Alya Sebti

Alya Sebti
© Tomaschko

Alya Sebti, née au Maroc, est directrice de la galerie ifa de Berlin et a été commissaire, entre autres, de la 13e Dak'Art, Biennale de l'art africain (2018) et de la Biennale de Marrakech (2014). Sa pratique de commissaire d'exposition comprend non seulement des expositions telles que Carrefour / treffpunkt et Now Eat my Script, Berlin, 2015, mais ses conférences et publications traitent également du monde de l'art contemporain, en particulier du format de la Biennale, et de son rôle central en tant que lieu de rencontre interculturel.
Alya Sebti fait partie de l'équipe artistique qui façonne le programme principal de Manifesta 13 à Marseille en 2020.

1. Avez-vous un endroit préféré à Marseille ? Selon vous, en quoi Marseille se distingue-t-elle des autres villes européennes ?

Il est difficile de choisir un lieu ! Un de mes endroits préférés à Marseille est l'IMéRA (Institut d'études avancées d'Aix-Marseille, Exploratoire Méditerranéen de l'Interdisciplinarité), qui est adjacent au parc Longchamps. Mon expérience subjective de la ville de Marseille m'a permis de découvrir une ville profondément méditerranéenne et généreuse, qui porte toutes les cultures qui s'y rencontrent, sans chercher à les écraser ou à les éteindre. J'ai eu la chance de vivre des moments de convivialité et d'échange, parfois profondément liés à la culture marocaine, tunisienne, italienne et française. Ayant vécu à Paris, à Rome et à Berlin, la différence que j'ai observée à Marseille est certainement précisément cette porosité, cette générosité et le fait qu'elle est ancrée dans la Méditerranée géographique, mais aussi dans le rythme de la ville, qui est si particulier.

2. Depuis 2016, vous dirigez l'ifa-Galerie Berlin. Dans quelle mesure votre expérience en tant que directrice de l'ifa a-t-elle influencé votre sélection de conservateur·trice·s pour des postes artistiques dans le cadre de Manifesta 13 ?

Dans le cadre de l'ifa, j'ai lancé un programme de recherche et d'exposition intitulé "Untie To Tie", qui vise à étudier les structures coloniales dans les sociétés contemporaines.
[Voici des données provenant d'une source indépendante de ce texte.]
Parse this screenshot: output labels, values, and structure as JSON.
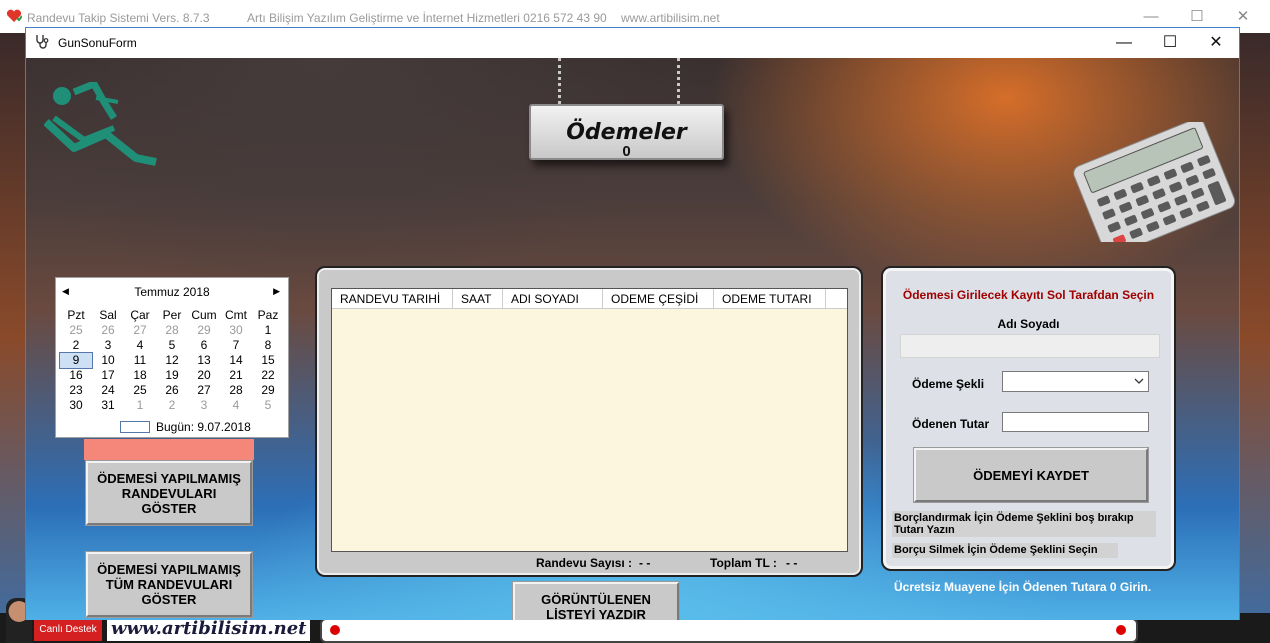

J'y ai vécu de nombreuses rencontres qui m'ont permis d'organiser un colloque sur les questions de restitution qui aura lieu le 12 septembre à la Vieille Charité à Marseille. Ce symposium est un lien entre le programme de l'ifa-Galerie et Manifesta (dans lequel l'ifa-Galerie est partenaire du programme "Untie To Tie"). En ce qui concerne la proposition d'artistes pour l'exposition principale, il y a bien sûr quelques artistes qui ont également participé au programme de l'ifa, comme Yassine Balbzioui, dont la présence ici était essentielle pour moi. Mais j'ai aussi essayé d'en profiter pour élargir mes horizons et faire de nouvelles rencontres, notamment dans le cadre de la recherche, mais aussi et surtout dans les conversations avec mes partenaires de l'équipe artistique de Manifesta. J'ai également eu l'occasion de découvrir et de suivre les projets de participants incroyables, qui à leur tour devraient également influencer la conception du prochain programme de l'ifa-Galerie Berlin.
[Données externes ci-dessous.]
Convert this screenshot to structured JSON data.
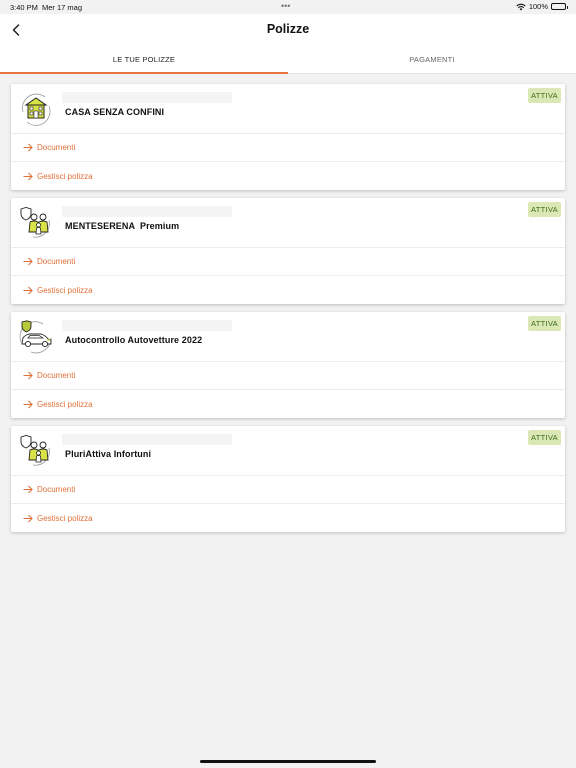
{
  "status": {
    "time": "3:40 PM",
    "date": "Mer 17 mag",
    "dots": "•••",
    "battery": "100%"
  },
  "nav": {
    "title": "Polizze"
  },
  "tabs": [
    {
      "label": "LE TUE POLIZZE"
    },
    {
      "label": "PAGAMENTI"
    }
  ],
  "colors": {
    "accent": "#e8743b",
    "badge_bg": "#dbe8b5",
    "badge_text": "#3c6b1a",
    "icon_yellow": "#d9e246"
  },
  "policies": [
    {
      "name": "CASA SENZA CONFINI",
      "badge": "ATTIVA",
      "icon": "house-icon",
      "link1": "Documenti",
      "link2": "Gestisci polizza"
    },
    {
      "name": "MENTESERENA  Premium",
      "badge": "ATTIVA",
      "icon": "family-shield-icon",
      "link1": "Documenti",
      "link2": "Gestisci polizza"
    },
    {
      "name": "Autocontrollo Autovetture 2022",
      "badge": "ATTIVA",
      "icon": "car-shield-icon",
      "link1": "Documenti",
      "link2": "Gestisci polizza"
    },
    {
      "name": "PluriAttiva Infortuni",
      "badge": "ATTIVA",
      "icon": "family-shield-icon",
      "link1": "Documenti",
      "link2": "Gestisci polizza"
    }
  ]
}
3. L'année 2020 a également mis le monde de l'art en mode de crise. Quels sont les moments et les aspects des projets actuels qui vous ont particulièrement touchée ou qui ont même conduit à un changement de perspective ?
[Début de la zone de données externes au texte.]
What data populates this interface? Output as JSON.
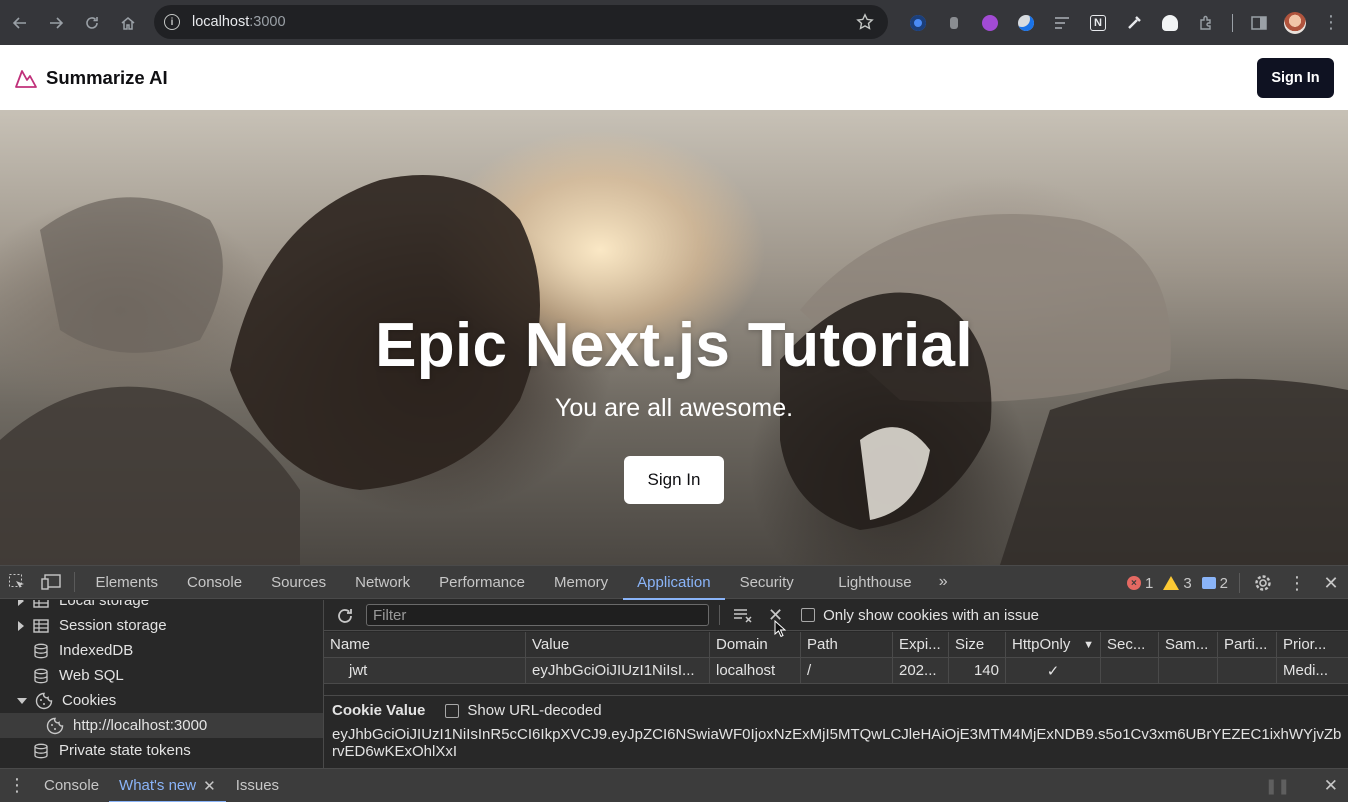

L'une des rencontres qui m'a particulièrement impressionnée a été celle de Samia Henni, dont j'ai découvert le travail grâce à Marina Otero. Le projet de Samia a évolué et répondu aux bouleversements de la crise Covid, et est devenu pour moi une véritable leçon de vie : elle a choisi deux expressions du vocabulaire Covid, "travailleurs essentiels" et "confinement", pour poser la question : "Que se passe-t-il lorsque vous n'avez pas de maison à enfermer?" et "Qui sont ces travailleurs essentiels et comment travaillent-ils pour soutenir les personnes qui n'ont pas de maison en ces temps ?" Elle a donc regardé par-dessus les épaules des personnes qui travaillaient pour aider les sans-abri à trouver un endroit pour le confinement. Grâce à ce projet, j'ai pu découvrir des biographies de personnes dont les actions ont eu un impact fondamental sur la vie de tant de gens, et en même temps la (humble) modestie qu'elles expriment m'a donné envie d'être encore plus sur le terrain, de construire plus de ponts avec des espaces artistiques et des moments d'action concrète.